30 avril 2019 : La mort atroce d’une fillette, à Granby, ébranle tout le Québec. Un an plus tôt, un juge de la Chambre de la jeunesse, suivant la recommandation de la DPJ, l’avait maintenue, elle et son frère, au domicile de leur père et de leur belle-mère.

30 mai 2019 : Le gouvernement décrète la mise en place d’une commission spéciale sur les droits des enfants et la protection de la jeunesse.

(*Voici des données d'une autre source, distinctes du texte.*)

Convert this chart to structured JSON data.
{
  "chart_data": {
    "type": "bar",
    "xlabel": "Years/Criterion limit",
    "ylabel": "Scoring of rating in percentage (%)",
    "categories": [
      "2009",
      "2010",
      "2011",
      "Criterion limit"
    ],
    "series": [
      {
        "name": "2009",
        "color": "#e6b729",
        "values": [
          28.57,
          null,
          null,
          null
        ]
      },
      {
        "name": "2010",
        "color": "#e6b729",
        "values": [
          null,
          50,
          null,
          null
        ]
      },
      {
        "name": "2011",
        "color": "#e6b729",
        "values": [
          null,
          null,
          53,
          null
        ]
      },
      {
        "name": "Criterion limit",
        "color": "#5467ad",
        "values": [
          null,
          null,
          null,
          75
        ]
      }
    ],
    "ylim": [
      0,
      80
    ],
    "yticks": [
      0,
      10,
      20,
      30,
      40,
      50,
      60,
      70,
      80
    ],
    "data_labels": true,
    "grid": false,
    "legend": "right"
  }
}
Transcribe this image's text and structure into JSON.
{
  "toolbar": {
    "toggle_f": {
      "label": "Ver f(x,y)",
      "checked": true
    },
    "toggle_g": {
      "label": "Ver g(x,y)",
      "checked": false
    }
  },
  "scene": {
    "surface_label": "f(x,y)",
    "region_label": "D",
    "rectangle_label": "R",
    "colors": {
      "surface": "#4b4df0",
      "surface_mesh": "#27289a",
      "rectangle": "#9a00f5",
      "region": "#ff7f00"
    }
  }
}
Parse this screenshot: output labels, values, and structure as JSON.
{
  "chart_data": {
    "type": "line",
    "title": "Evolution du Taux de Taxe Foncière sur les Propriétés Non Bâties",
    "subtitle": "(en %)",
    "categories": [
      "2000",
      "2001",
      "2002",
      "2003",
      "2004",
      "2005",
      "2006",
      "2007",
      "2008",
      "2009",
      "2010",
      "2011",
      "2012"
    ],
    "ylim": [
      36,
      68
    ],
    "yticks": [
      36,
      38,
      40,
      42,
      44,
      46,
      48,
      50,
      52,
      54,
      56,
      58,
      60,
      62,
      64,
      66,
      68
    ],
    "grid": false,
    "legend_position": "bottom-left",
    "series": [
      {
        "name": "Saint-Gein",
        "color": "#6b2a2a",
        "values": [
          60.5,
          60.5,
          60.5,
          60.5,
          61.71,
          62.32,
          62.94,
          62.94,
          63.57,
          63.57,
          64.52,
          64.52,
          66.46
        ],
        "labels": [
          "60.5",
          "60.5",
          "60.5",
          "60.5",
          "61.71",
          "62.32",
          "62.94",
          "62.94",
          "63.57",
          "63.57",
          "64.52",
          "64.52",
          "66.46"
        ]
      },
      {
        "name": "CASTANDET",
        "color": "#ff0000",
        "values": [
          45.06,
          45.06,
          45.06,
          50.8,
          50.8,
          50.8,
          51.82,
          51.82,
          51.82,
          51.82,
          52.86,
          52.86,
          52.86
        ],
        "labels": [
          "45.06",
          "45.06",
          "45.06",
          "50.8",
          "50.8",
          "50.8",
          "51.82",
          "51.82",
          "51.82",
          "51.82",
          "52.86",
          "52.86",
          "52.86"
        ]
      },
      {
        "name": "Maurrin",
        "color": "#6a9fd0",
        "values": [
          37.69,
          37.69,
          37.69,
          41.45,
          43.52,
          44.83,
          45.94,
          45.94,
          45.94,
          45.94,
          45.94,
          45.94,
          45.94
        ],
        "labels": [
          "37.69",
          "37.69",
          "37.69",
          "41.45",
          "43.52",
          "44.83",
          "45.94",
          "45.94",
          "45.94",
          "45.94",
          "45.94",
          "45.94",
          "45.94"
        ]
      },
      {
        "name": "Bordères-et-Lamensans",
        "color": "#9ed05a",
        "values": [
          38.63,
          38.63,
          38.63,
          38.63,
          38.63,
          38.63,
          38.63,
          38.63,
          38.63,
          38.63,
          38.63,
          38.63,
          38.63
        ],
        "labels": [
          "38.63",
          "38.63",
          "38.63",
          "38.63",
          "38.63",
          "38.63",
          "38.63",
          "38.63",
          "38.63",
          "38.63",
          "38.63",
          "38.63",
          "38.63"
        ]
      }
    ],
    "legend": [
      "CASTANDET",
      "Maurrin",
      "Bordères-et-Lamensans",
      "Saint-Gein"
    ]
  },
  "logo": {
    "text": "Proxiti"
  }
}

25 avril 2020 : Deux fillettes, âgées de 5 et 11 ans, sont poignardées vraisemblablement par leur mère de 34 ans, dans Villeray, à Montréal. L’aînée succombe, l’autre s’en tire de justesse. Trois mois plus tôt, une autre fille de la mère avait demandé un placement en famille d’accueil. Selon ses proches, la femme avait un problème de consommation.

8 juillet 2020 : Martin Carpentier tue ses deux filles, puis met fin à ses jours. L’histoire s’est jouée en une douzaine d’heures, mais il a fallu 12 jours avant qu’on les retrouve. En septembre, Radio-Canada révélera que des travailleurs de la santé ont abusé par pure curiosité de leurs accès informatiques pour fouiller dans les dossiers médicaux du père, de la mère et des deux fillettes.

11 octobre 2020 : Alex et Olivier sont assassinés à Wendake. Leur père, Michaël Chicoine, sera accusé de meurtre au second degré. Leur mère dira avoir fait en vain de nombreuses démarches pour obtenir l’aide de la DPJ. Trois signalements auraient été faits à la DPJ dans ce dossier.

Fin décembre 2020 : Une enfant martyre meurt à Laval. Selon l’acte de dénonciation, l’enfant aurait été victime de « négligence criminelle » entre le 30 décembre 2020 et le 3 janvier 2021. La mère sera aussi accusée de voies de fait qui se seraient produites pendant les six mois qui ont précédé la mort de la petite fille.

*Notons que des interdits de publication empêchent de révéler le nom de certaines des personnes mises en accusation.